Another way to get atoms to emit light is to shine white light on an atom and the electrons would absorb the photon if the energy of that photon was equal to the energy difference between the energy levels. And the electron would jump to the next energy level and be absorbed. All other wavelengths do not have sufficient energy to allow an electron to jump to the next engery level so they will pass though the atom unchanged.
What is unclear to me is what you mean by being absorbed. As I say below, an electron cannot be absorbed, which is what I think you are implying above, but a photon, as the force carrier between electrons, can be absorbed and emitted.
I think there are duplicates for the other related questions in your post, so I will stick to the last two in this answer.
Why is it that the electron loses energy when it jumps to the next energy level
Let's take the common usage of the word jump as upwards. So in this above case, the electron gains energy. It loses energy when it falls back down to a lower level.
I have to admit that I don't like using words like jump and fall, because they are based on the Bohr model of the atom, which is not correct in almost every aspect.
So let me give you two pictures, one of the old model, which your question is based on, and one of the more modern picture.
The Bohr model (of 100 years ago)
The Orbital Distribution Density model
The electron will tend to lose energy if it can, by emitting a photon of the correct wavelength, that enables it to transition to a lower energy level, but if that lower level is already occupied to the maximum amount, then the electron is forced to stay at a higher level.

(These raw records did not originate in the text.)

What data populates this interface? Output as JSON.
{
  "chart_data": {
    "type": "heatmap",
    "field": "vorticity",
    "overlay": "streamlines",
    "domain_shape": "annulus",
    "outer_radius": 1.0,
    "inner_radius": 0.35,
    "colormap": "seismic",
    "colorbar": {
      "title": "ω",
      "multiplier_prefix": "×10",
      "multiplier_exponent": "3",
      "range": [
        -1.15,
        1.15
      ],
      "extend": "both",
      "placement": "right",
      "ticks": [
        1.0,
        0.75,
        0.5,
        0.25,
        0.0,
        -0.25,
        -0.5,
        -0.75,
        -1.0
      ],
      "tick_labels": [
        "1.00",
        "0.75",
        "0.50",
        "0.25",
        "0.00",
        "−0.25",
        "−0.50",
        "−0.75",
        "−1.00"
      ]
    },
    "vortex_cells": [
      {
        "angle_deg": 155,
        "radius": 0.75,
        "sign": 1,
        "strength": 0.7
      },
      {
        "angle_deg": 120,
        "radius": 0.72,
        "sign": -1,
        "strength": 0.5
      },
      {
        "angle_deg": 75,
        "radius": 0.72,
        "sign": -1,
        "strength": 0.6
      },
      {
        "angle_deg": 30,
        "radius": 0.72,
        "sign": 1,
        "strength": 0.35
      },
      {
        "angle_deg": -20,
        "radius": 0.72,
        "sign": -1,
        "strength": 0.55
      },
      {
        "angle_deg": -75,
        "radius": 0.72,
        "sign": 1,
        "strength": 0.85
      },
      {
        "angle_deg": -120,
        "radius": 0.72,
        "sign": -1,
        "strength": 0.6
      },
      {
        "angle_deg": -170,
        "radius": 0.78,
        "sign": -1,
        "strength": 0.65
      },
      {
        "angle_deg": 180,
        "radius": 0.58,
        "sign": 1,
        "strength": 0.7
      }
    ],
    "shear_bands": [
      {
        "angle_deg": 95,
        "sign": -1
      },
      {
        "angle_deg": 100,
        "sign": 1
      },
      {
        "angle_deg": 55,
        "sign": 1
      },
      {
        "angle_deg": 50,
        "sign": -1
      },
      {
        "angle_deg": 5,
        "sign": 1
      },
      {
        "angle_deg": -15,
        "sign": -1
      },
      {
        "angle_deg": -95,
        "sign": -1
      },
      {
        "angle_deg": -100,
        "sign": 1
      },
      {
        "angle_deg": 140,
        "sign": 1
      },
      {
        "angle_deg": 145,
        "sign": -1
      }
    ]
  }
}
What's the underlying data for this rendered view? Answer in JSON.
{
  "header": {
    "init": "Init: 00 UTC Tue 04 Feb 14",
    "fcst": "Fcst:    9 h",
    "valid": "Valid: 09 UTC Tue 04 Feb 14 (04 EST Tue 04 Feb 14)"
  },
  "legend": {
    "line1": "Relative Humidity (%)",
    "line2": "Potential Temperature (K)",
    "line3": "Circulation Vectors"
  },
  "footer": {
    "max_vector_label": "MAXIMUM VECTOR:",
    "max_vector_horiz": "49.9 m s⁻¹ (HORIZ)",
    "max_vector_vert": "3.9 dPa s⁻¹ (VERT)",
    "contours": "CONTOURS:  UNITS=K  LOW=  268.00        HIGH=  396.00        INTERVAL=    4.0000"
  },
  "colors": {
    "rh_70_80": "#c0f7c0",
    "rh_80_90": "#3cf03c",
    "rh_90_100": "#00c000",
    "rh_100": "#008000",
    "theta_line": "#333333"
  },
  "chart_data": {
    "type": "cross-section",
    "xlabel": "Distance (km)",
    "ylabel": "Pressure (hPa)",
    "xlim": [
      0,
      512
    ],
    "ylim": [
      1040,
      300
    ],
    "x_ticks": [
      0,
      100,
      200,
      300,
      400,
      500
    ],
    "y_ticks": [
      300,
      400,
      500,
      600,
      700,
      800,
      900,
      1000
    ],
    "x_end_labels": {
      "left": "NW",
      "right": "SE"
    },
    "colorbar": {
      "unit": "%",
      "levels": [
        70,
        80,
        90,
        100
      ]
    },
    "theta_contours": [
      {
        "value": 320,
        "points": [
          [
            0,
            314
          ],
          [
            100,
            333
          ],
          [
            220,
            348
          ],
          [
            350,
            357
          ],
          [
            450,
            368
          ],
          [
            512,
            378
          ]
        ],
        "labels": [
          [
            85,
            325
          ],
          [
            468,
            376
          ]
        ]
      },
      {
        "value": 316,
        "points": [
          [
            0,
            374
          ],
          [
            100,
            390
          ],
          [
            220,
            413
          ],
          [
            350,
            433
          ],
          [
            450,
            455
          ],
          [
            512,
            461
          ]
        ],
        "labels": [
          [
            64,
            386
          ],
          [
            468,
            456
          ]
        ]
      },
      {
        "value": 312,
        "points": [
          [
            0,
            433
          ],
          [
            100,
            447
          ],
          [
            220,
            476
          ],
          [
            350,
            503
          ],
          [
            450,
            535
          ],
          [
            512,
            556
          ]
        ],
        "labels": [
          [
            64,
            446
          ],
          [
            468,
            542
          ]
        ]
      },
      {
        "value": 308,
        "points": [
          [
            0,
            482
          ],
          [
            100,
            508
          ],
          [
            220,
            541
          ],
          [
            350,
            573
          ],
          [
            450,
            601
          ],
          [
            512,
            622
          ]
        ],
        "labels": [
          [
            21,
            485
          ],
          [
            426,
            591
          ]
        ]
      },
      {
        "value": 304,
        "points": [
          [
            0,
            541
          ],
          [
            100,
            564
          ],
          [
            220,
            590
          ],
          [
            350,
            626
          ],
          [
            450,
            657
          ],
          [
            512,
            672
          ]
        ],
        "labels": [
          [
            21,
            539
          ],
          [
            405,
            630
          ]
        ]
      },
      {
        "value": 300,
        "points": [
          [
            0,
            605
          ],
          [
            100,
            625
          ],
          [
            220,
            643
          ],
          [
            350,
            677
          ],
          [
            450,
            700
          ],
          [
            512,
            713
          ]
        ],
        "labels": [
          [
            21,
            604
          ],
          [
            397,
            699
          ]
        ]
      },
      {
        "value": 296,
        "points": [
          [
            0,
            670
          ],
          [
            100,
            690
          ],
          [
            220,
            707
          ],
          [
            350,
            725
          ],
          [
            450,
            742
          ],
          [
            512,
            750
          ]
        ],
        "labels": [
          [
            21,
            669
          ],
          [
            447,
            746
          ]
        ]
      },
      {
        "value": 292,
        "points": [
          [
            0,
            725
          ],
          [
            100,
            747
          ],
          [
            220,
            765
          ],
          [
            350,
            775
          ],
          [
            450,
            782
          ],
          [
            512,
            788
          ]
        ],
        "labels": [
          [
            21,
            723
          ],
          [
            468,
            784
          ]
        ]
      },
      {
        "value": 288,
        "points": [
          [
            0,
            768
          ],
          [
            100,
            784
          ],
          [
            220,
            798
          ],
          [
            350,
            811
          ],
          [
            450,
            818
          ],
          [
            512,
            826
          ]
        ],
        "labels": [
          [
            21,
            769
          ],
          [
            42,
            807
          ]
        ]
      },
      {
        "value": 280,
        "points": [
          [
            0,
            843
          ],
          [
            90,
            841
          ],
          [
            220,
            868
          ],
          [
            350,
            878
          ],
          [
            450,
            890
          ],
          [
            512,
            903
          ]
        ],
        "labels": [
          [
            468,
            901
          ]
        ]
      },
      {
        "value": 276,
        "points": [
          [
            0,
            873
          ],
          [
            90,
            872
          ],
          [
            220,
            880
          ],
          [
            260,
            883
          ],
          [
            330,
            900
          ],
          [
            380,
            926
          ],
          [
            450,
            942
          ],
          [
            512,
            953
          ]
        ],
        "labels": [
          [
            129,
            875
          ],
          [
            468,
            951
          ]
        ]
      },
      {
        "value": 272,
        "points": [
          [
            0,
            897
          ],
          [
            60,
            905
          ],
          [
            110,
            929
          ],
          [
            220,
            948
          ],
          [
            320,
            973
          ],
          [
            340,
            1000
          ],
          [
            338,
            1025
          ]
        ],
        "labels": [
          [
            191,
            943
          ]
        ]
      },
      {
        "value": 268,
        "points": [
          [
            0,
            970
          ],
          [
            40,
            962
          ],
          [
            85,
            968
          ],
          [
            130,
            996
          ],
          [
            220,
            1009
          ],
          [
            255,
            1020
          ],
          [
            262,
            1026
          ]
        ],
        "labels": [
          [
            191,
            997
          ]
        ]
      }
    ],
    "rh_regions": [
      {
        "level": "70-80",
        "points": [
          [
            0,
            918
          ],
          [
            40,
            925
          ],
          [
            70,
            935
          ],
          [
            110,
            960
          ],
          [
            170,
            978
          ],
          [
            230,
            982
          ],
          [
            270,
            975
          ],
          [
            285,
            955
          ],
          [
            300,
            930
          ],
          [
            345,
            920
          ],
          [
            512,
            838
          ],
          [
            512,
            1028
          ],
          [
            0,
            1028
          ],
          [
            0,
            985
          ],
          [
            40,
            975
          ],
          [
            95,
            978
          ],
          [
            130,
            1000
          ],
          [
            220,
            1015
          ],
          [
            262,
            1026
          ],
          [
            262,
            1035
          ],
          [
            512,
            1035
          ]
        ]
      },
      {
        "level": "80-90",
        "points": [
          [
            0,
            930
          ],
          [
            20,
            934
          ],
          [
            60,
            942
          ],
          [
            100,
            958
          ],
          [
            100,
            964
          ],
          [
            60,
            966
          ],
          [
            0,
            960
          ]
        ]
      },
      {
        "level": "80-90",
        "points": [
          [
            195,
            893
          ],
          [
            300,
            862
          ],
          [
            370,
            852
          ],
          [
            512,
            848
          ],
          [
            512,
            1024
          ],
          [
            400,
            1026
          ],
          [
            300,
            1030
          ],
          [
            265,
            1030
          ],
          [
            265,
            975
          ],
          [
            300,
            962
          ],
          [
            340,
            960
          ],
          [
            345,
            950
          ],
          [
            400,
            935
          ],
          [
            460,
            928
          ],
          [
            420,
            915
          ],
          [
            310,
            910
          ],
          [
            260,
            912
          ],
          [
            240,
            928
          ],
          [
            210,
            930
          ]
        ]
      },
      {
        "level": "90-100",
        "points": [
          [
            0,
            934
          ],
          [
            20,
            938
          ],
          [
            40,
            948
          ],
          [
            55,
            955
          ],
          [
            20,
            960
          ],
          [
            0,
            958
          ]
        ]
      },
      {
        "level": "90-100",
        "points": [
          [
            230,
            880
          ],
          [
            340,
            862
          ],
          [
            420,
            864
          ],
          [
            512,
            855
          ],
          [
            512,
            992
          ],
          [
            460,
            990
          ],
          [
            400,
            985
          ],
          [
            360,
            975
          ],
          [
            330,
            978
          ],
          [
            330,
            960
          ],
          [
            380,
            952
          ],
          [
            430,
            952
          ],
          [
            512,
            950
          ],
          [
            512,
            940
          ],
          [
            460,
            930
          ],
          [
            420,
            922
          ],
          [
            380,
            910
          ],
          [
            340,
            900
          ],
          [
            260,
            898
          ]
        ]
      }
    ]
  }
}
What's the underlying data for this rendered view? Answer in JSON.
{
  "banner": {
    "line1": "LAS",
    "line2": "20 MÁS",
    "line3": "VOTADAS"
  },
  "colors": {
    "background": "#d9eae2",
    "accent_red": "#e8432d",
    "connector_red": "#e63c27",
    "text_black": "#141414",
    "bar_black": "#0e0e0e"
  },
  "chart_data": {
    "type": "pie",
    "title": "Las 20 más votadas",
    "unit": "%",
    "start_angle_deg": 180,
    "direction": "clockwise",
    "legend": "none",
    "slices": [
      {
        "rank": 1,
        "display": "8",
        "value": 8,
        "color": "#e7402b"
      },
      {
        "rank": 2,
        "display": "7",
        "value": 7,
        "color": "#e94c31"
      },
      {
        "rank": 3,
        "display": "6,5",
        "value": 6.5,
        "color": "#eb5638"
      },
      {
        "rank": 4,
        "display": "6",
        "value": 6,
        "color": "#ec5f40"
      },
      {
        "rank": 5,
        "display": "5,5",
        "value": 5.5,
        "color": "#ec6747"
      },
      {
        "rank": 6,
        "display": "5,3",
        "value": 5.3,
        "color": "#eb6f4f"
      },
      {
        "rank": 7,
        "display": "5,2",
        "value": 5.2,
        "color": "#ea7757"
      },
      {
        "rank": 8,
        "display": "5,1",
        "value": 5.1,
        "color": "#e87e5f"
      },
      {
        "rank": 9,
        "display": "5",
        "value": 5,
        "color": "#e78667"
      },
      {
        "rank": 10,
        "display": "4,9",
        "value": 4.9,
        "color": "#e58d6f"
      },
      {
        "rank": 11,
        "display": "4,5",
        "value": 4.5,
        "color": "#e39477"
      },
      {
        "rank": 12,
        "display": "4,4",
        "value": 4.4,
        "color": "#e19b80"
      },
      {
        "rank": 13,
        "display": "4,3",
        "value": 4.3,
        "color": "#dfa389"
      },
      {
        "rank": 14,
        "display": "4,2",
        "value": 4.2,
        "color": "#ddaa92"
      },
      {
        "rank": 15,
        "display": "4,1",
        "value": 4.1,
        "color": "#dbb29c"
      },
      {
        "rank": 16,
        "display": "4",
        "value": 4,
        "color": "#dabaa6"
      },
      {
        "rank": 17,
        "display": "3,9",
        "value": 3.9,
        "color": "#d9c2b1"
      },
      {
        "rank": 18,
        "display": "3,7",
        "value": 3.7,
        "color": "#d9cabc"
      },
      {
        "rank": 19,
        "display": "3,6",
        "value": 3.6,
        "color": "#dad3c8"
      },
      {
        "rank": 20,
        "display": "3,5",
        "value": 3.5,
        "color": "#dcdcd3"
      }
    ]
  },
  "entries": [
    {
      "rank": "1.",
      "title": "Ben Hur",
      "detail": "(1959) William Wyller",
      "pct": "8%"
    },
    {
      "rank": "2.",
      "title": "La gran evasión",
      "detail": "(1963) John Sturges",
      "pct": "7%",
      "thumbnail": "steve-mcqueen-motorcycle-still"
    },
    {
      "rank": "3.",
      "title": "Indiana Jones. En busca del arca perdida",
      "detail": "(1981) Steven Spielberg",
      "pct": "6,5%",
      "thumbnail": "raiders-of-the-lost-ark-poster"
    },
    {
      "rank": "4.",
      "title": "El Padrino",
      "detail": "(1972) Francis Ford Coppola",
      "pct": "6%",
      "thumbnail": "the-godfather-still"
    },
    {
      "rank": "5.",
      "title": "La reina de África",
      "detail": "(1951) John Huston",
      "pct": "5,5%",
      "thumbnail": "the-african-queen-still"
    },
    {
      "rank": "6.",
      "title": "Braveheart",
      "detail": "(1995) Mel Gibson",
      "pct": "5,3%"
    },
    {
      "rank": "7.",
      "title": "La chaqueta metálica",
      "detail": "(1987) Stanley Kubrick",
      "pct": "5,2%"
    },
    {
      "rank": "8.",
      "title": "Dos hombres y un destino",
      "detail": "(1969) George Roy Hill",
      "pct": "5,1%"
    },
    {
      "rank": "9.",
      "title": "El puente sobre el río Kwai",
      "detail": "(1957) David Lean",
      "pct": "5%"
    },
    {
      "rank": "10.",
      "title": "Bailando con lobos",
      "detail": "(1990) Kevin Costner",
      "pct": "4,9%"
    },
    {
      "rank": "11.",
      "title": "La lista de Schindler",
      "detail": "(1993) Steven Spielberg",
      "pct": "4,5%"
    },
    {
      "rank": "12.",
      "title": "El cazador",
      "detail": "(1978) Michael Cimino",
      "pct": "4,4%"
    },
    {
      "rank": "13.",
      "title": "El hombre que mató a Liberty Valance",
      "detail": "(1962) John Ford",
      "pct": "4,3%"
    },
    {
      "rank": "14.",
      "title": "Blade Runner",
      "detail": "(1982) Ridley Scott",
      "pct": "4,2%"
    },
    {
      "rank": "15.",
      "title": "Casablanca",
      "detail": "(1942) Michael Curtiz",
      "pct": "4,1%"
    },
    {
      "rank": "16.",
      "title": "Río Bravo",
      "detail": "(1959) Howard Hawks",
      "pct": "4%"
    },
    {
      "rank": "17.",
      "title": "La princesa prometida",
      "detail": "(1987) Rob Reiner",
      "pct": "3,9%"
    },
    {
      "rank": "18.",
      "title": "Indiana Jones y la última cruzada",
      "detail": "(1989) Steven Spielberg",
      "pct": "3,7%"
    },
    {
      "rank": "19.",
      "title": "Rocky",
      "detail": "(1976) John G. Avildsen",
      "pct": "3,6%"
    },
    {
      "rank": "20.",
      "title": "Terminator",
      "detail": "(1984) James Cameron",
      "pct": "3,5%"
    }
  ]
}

The difference between the pictures is the the Bohr model assumes a particle structure, whereas we now think in terms of the probability of finding an electron in a certain region, so we cannot be as definite as in the earlier model. Also, when the transition from one level to another occurs, it is not a smooth transfer like a car changing lanes, it is for a time a more chaotic operation, with the electron (or rather its' likelyhood of being found) bouncing around the place until it settles into a lower orbit.
In the first example the electrons moving with current gives energy to the electron in the atom. So the electron in the atom absorbs the moving electron? If so how is this possible because they are both negative?
There is no question of an electron absorbing another electron. Instead, by means of photon emission, momentum can be transferred between electrons, bearing in mind the conservation laws regarding energy and momentum.
An example of this is a Feynman Diagram:
Where the wavy line represents energy and momentum being transferred by means of a photon.
Best Answer
The answer is thermodynamics, and the assumption that you're working in a colder environment than the temperature corresponding to a Planck distribution where your photons would be "on average" fairly present. In other words, inside a star, where it is hotter, the atoms are NOT in their ground state most of the time - in fact, if it is hot enough, they are in their "highest state" which is an ionised state: you have a plasma. It is simply because most atomic matter has energy levels with differences that are much larger than the average photon energies at "room temperature" (about 26 milli-eV) that we tend to say that atoms and molecules are in their ground states. It is because at these low temperatures, it is statistically favorable to have energy spread out more than in concentrated excited states.
BTW, you can see that with rotational states of molecules: at room temperature, these are usually NOT in their ground state and excited rotational states don't "decay to ground state". It is because their energy levels are below 26 meV.
So when you "shine light on an atom" in a cold environment, you put it out of thermodynamic equilibrium, and it will tend back to equilibrium which is its ground state. When you "shine light on an atom" in a hot environment, it will not fall back to its ground state, because that's not its equilibrium state.
An atom in a cold environment will decay to ground state through spontaneous emission, which has an exponential time decay that is depending on the specific state and is quite difficult to calculate.